After World War II, pressure from the newly independent government and increased tensions surrounding the establishment of Israel motivated many Jews to leave for France, the country’s former colonial master, or for Israel, leaving only the small community that exists today.

The largest Jewish community in Tunisia is the religiously observant group on the island of Djerba, some 200 miles from the capital. The community of about 1,000 benefits from the support of groups like the American Jewish Joint Distribution Committee, which has helped fund religious schools and other programs there.

Djerba’s Jews, who comprise the bulk of Tunisian Jewry, are geographically and culturally separated from the rest of the country. The revolution that overthrew the regime in Tunis and sparked the Arab Spring still seems far away. Residents said that they have seen little change in their relations with Muslims.

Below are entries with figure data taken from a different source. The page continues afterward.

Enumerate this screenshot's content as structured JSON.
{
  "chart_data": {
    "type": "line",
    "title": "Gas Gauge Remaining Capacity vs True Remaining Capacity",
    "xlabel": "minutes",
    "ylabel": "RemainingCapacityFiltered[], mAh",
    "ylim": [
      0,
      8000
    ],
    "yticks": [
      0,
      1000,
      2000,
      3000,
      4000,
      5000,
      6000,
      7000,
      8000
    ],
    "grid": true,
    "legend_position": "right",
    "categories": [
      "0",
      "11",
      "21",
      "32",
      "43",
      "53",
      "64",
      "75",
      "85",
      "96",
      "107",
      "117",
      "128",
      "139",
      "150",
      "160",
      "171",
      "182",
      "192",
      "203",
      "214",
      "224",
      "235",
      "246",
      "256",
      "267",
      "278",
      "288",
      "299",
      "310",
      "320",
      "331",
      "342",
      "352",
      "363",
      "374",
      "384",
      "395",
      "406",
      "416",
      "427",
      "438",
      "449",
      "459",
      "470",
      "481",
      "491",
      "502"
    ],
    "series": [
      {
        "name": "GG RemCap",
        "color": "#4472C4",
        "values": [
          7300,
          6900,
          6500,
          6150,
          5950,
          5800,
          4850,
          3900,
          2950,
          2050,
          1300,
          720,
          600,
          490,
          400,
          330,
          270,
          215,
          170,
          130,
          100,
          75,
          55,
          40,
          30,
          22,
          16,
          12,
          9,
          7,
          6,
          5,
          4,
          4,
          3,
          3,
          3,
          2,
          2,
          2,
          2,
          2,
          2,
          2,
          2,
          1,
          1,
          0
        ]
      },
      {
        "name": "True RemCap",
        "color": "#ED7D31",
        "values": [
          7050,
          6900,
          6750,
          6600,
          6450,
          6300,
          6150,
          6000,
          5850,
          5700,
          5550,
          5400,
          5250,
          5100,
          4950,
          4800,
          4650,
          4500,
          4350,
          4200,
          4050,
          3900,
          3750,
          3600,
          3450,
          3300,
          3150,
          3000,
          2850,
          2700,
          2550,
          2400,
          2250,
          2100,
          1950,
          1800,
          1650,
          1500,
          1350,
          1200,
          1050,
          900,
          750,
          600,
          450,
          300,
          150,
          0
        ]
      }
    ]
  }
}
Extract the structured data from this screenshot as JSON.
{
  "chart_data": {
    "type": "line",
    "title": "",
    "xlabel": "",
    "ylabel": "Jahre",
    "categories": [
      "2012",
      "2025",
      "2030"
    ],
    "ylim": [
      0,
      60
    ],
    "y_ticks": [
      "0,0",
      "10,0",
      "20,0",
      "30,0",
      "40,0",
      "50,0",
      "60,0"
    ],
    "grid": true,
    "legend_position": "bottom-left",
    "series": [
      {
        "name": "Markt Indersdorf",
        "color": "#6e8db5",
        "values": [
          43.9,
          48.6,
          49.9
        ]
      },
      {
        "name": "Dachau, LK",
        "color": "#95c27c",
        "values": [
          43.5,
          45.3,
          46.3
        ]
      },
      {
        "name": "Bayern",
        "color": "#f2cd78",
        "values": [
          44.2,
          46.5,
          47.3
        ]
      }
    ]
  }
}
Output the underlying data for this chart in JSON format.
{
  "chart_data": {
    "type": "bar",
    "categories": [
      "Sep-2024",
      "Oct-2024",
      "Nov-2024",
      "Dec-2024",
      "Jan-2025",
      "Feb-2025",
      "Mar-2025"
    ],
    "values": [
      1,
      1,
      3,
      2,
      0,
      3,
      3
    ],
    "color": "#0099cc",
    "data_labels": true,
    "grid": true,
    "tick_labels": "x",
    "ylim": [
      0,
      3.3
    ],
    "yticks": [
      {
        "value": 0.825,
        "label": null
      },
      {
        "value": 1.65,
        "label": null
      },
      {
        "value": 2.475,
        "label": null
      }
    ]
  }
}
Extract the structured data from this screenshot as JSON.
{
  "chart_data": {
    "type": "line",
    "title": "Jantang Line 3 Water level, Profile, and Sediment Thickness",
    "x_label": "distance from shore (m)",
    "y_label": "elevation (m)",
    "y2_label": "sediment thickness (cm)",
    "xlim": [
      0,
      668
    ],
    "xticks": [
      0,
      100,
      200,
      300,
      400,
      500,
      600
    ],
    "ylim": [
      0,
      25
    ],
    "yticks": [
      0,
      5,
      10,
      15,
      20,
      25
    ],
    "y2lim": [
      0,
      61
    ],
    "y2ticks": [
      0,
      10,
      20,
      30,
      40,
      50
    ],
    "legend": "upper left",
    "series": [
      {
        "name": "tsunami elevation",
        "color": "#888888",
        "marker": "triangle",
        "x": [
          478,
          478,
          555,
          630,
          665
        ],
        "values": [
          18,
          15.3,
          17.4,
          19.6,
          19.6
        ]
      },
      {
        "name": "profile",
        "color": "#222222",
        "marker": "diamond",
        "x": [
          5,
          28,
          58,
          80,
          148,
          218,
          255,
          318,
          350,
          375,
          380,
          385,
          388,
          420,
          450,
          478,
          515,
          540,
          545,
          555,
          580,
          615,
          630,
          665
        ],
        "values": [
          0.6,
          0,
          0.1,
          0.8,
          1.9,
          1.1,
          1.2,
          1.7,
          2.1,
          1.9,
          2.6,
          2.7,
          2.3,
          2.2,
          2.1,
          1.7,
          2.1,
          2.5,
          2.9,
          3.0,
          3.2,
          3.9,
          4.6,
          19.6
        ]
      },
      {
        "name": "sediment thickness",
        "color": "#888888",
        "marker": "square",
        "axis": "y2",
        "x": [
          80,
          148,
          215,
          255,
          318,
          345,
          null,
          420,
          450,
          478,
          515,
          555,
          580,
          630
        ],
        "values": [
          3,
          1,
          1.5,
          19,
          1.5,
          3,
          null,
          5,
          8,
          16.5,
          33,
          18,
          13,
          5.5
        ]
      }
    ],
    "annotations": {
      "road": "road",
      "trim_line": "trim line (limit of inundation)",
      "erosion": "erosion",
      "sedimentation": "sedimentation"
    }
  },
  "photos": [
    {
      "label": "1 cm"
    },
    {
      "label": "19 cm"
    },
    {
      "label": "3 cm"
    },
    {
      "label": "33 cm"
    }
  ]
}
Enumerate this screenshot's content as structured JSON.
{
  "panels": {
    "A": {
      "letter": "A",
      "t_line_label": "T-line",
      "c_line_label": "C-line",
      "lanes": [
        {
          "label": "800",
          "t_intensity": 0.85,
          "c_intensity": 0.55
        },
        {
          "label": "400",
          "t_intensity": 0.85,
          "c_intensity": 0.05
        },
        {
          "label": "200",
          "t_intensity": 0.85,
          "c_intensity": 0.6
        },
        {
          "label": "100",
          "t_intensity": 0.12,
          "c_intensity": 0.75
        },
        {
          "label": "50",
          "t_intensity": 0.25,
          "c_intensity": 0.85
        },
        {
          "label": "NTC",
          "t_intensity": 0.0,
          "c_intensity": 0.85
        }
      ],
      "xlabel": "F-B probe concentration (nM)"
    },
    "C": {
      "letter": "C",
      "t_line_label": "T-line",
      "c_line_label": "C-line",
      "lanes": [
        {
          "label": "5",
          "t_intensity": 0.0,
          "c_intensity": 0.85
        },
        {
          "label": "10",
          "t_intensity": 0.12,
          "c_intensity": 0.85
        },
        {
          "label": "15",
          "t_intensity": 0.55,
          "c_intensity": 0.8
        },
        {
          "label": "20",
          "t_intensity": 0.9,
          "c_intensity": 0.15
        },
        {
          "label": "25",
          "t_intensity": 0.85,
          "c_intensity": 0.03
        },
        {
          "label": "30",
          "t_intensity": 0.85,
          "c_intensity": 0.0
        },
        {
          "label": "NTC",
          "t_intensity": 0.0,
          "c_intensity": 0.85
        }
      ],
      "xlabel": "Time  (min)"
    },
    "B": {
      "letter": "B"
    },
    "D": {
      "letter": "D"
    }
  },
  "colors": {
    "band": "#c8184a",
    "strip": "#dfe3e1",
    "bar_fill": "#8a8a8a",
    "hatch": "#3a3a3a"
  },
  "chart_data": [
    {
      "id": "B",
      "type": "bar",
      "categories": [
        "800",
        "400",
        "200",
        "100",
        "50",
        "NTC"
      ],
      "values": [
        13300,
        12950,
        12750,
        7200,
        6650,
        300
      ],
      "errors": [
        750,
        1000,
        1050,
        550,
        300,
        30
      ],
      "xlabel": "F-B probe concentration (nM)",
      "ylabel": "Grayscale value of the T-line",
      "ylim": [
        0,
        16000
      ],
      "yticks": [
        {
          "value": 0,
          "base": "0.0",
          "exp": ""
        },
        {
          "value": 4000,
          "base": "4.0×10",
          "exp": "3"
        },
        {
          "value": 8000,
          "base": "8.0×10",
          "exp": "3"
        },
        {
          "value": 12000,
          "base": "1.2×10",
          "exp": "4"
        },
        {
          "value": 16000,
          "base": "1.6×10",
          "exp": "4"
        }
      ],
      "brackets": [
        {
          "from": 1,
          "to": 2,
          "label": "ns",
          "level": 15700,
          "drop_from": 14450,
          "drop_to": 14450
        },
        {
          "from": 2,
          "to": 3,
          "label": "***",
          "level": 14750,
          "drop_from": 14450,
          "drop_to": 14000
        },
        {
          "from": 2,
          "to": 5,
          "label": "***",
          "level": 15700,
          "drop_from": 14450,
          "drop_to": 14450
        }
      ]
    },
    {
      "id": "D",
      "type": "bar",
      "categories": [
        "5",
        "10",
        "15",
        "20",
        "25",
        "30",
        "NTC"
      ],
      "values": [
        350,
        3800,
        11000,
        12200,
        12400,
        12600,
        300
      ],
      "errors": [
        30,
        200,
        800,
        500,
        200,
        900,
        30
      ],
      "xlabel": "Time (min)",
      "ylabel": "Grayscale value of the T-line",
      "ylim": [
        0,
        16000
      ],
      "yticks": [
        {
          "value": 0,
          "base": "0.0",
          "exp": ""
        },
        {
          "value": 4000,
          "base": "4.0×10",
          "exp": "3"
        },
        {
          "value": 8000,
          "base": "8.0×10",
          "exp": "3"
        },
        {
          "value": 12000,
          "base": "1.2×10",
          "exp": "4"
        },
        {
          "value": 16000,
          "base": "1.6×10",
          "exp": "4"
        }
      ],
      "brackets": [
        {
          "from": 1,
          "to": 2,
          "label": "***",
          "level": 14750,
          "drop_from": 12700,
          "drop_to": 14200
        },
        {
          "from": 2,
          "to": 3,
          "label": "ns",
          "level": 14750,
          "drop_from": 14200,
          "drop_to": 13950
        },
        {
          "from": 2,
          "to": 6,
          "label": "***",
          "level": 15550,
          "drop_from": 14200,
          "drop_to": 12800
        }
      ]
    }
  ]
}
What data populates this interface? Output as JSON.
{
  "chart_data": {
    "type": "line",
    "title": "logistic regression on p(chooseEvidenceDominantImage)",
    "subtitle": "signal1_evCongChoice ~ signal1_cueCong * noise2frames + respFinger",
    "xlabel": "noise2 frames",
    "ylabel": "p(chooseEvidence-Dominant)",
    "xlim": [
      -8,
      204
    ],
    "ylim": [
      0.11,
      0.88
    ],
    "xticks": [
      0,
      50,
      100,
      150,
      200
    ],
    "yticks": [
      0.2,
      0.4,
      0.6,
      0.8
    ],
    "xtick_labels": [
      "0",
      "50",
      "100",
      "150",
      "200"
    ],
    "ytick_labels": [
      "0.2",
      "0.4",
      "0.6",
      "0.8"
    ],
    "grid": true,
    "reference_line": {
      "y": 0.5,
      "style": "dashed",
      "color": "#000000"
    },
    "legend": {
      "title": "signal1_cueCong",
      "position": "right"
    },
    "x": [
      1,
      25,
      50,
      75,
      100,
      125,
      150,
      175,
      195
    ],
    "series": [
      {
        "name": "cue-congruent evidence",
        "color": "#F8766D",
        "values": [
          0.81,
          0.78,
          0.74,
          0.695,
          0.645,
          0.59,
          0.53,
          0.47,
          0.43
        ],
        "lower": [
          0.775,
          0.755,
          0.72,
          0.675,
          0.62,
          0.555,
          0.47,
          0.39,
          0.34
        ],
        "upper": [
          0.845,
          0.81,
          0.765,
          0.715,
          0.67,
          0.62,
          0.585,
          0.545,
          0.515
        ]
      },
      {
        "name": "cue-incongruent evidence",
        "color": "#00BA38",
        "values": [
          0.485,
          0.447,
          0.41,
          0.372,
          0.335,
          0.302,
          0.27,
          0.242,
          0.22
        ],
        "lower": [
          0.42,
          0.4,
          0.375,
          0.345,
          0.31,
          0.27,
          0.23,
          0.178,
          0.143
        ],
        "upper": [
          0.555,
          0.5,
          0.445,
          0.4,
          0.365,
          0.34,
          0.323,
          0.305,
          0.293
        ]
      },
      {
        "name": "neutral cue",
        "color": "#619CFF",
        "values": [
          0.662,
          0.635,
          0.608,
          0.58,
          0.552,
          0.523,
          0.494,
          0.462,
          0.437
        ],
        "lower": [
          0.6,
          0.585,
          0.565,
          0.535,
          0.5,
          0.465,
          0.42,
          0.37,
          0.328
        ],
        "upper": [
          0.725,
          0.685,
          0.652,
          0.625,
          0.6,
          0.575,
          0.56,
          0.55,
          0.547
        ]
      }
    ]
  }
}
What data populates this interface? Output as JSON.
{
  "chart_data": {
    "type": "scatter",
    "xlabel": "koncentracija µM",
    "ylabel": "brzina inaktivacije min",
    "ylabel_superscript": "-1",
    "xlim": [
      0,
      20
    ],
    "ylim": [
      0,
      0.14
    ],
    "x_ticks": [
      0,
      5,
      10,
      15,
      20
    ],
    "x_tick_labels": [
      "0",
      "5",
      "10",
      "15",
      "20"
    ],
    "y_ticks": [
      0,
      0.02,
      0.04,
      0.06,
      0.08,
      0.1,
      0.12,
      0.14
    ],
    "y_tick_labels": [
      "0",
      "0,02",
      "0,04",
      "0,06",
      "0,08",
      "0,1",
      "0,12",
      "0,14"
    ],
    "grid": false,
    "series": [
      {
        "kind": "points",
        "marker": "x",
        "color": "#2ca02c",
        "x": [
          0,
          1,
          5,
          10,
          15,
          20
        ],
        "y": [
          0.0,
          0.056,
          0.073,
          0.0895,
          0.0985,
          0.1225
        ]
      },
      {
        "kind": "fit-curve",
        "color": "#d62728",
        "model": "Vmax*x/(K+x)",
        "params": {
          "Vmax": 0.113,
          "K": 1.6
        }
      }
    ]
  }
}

A man walks past a tank and armor vehicle surrounded by razor wire in downtown Tunis.
nate lavey
A man walks past a tank and armor vehicle surrounded by razor wire in downtown Tunis.

Standing in front of a motorcycle repair shop in the predominantly Jewish neighborhood of Hara Kebira, Ezekiel Haddad said: “Here things are totally calm. People are equal. Each one of us respects the other.” Haddad, a Jewish father of six, had stopped by the motorcycle shop to meet with its owner, a Muslim. Haddad said that though each group led separate religious lives, they conducted business together normally.

Hannah Sabban who teaches at an all-girls Jewish school, said that during the revolution, “there was a bit of a panic for everyone, but since then, things have remained the same.” Religious schools like the one at which Sabban teaches are principal recipients of aid from groups like the JDC. Though there seemed to be no tensions regarding this sort of international support, other shopkeepers in Hara Kebira said that under the Ben Ali regime, Jews were left alone, while Muslim businessmen faced occasional harassment from the police.

Disconnected as Djerba is from the mainland, one event — the annual spring celebration of the Jewish holiday Lag B’Omer — is often seen as a sort of bellwether for the status of religious tolerance in Tunisia. Last year, right after the revolution, only 100 Jewish pilgrims from outside the country made the trip to El Ghriba Synagogue, which plays host to the event, signaling that tourism and Arab-Jewish relations were uncertain at best.

This year, Youssef al-Qaradawi, a popular Islamist cleric from Qatar who has made statements condemned as anti-Semitic, was scheduled to visit the island just a few days before the Lag B’Omer celebrations. But the community was able to convince the government to relocate his rally. Though the numbers attending the Jewish celebration were still low — only 500 visitors, compared to 5,000 in 2010 — Jews saw the slight uptick and the support from the post-revolution government as a signal of its desire to retain the status quo on Djerba.